Don’t be fooled by packaging. Here are seven misleading words you’ll run into at restaurants and grocery stores … and how to find the truth behind the advertising.
The Lie: Healthy Fast Food
From salads to oatmeal to grilled chicken, plenty of fast food restaurants offer a handful of so-called healthy alternatives to the fried, cheesy, and bacon-y stuff. Turns out those healthy-sounding options aren’t necessarily even any healthier than the regular items on the menu. Take McDonald’s for example: the New York Times found that their oatmeal contains more sugar than a Snickers bar and only 10 fewer calories than their cheeseburger or Egg McMuffin. And the grilled chicken in their Premium Caesar Salad?

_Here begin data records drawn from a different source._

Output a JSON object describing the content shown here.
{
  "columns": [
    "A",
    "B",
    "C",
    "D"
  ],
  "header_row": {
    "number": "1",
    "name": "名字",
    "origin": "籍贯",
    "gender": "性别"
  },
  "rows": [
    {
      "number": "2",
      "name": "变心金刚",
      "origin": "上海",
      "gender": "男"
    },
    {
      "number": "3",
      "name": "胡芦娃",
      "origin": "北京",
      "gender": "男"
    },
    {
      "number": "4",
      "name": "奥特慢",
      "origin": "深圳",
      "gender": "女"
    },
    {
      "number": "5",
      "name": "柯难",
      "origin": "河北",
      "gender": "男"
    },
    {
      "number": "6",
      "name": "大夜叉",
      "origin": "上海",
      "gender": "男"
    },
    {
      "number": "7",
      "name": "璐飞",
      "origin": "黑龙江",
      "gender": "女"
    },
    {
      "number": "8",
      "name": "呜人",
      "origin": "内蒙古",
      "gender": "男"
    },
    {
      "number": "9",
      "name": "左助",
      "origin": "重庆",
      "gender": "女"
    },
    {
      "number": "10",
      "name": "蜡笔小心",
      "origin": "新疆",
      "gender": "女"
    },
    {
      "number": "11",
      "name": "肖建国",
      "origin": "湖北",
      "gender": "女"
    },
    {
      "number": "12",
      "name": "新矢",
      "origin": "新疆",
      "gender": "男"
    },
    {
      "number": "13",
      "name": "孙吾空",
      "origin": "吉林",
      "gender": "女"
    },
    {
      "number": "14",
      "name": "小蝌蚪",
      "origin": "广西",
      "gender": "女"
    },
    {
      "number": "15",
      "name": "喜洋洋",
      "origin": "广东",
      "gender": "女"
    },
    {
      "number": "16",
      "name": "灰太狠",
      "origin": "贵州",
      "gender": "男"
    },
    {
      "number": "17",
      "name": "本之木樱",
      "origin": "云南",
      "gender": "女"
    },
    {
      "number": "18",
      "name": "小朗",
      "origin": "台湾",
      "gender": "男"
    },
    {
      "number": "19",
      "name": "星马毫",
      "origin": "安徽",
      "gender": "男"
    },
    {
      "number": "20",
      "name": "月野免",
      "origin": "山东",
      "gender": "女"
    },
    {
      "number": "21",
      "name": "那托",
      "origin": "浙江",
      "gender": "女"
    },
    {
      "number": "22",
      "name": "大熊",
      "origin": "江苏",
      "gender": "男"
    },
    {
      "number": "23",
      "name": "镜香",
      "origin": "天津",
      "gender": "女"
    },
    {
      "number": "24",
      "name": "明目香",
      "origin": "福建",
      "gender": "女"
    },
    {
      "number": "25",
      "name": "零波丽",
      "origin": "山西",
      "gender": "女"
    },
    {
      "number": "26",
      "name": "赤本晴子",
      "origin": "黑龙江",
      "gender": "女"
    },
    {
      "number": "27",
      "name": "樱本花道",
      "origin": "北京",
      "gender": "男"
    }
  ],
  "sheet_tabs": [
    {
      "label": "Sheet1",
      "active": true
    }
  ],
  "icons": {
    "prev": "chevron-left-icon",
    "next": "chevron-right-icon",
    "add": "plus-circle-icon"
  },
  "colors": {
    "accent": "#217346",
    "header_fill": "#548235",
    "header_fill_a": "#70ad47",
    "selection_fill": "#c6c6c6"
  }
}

Surprisingly, it contains rib meat, along with a bunch of additives.
Get the Truth: Always read nutrition labels and look up the ingredients and nutritional info when possible (readily available online when it comes to chain restaurants) before you chow down. If something as simple as grilled chicken has 11 ingredients you can’t pronounce, move along.
The Lie: All Natural
Plenty of food products, from soda to granola bars, have “natural” or “natural ingredients” on the label … and it definitely sounds healthy. But what does it actually mean? Unless it’s meat or poultry, whatever the company behind the product wants it to, for the most part.
Get the Truth: Unlike meat and poultry, which is regulated by the US Department of Agriculture, other products are regulated by the Food and Drug Administration. And it turns out, the FDA has no official definition of the term “natural” or its derivatives.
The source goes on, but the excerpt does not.